The Living Wage is based on the concept that work should provide an adequate income to cover the necessary living costs of a family. WageIndicator uses prices from the Cost of Living Survey to calculate Living Wage in more than 70 countries. The Living Wage is an approximate income needed to meet a family’s basic needs including food, housing, transport, health, education, tax deductions and other necessities.

The following table summarises the varying expenditure and income needs for the three commonly occurring family household compositions.

Expenditure and Living Wage calculation (monthly rates in RUB)

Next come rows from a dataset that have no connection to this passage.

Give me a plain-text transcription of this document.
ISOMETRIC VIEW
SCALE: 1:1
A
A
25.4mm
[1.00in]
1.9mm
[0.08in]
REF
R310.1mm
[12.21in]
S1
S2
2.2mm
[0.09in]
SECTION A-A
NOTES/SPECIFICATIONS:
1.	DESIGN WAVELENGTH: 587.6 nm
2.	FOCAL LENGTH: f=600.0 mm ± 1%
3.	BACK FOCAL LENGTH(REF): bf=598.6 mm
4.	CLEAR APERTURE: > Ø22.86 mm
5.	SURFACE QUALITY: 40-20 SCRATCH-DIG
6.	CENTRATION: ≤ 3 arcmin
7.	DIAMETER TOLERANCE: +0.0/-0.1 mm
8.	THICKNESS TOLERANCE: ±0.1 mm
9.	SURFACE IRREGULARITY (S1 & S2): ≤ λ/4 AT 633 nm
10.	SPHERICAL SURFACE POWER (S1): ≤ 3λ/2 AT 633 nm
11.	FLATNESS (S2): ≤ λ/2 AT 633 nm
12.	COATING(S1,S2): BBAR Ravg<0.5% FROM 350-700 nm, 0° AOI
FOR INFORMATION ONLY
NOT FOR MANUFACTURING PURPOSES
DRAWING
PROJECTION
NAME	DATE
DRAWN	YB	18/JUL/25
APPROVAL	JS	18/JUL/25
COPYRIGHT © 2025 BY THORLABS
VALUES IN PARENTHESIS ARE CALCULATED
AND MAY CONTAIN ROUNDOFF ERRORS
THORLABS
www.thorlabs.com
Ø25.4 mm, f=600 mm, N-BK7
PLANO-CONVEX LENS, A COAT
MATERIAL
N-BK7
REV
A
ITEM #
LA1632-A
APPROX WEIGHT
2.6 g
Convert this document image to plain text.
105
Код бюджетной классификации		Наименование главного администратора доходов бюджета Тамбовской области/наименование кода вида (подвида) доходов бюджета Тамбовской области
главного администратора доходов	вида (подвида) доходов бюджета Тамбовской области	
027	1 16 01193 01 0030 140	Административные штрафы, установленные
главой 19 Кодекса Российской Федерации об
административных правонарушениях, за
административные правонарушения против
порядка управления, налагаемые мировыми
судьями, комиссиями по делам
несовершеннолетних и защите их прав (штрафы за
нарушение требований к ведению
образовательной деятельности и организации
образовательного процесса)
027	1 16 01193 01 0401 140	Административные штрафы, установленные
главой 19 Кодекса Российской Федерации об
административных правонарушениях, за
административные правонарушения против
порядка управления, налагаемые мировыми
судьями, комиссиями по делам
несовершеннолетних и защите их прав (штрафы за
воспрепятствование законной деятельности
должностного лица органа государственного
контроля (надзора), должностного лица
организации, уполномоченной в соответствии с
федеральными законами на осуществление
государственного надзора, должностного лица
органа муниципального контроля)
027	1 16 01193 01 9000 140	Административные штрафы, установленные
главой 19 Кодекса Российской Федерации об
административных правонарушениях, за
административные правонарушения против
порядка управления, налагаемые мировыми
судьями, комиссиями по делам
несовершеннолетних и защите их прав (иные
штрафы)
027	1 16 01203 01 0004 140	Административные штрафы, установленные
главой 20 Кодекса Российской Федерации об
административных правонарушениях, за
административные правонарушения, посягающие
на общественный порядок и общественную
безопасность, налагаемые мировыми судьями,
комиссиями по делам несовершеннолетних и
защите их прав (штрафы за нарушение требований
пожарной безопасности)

  Typical family Standard family Single-adult
  from-to from-to from-to
Food expenses 16800-21400 17600-22500 4410-5620
Housing expenses 5000-11500 5000-11500 3600-8220
Transport expenses 3200-4000 3200-4000 1600-2000
Healthcare expenses 2000-3000 2000-3000 500-750
Education expenses 2000-3000 2000-3000 0
Other expenses 1450-2140 1490-2200 505-830
Total Expenditure 30450-45040 31290-46200 10615-17420
Net Living Wage 19031-28150 17383-25667 10615-17420
Gross Living Wage 21900-32400 20000-29500 12200-20000

Note: For more details see Living Wage FAQ.

 

Family Living Wages (monthly rates in RUB)

There is not a single answer to what is the adequate cost of living. The result is complex, as the cost of living varies by household composition, location, and employment pattern. The following table presents the Living Wage estimates for a set of most common family household compositions and under different assumptions about working hours.

  from-to
Typical family (two parents + 1.8 children, 1.6 working) 21900-32400
Standard family (two parents + 2 children, 1.8 working) 20000-29500
Two parents and two children, 2 working 18000-26600
Two parents and two children, 1.5 working 24000-35400
Two parents and two children, 1 working 36000-53100
Two parents and three children, 1.6 working 25900-37400
Two parents and four children, 1.6 working 29200-41700
Single-adult without children, 1 working 12200-20000

Note: Results in the table are rounded.

 

Living Wages in Context (monthly rates in RUB)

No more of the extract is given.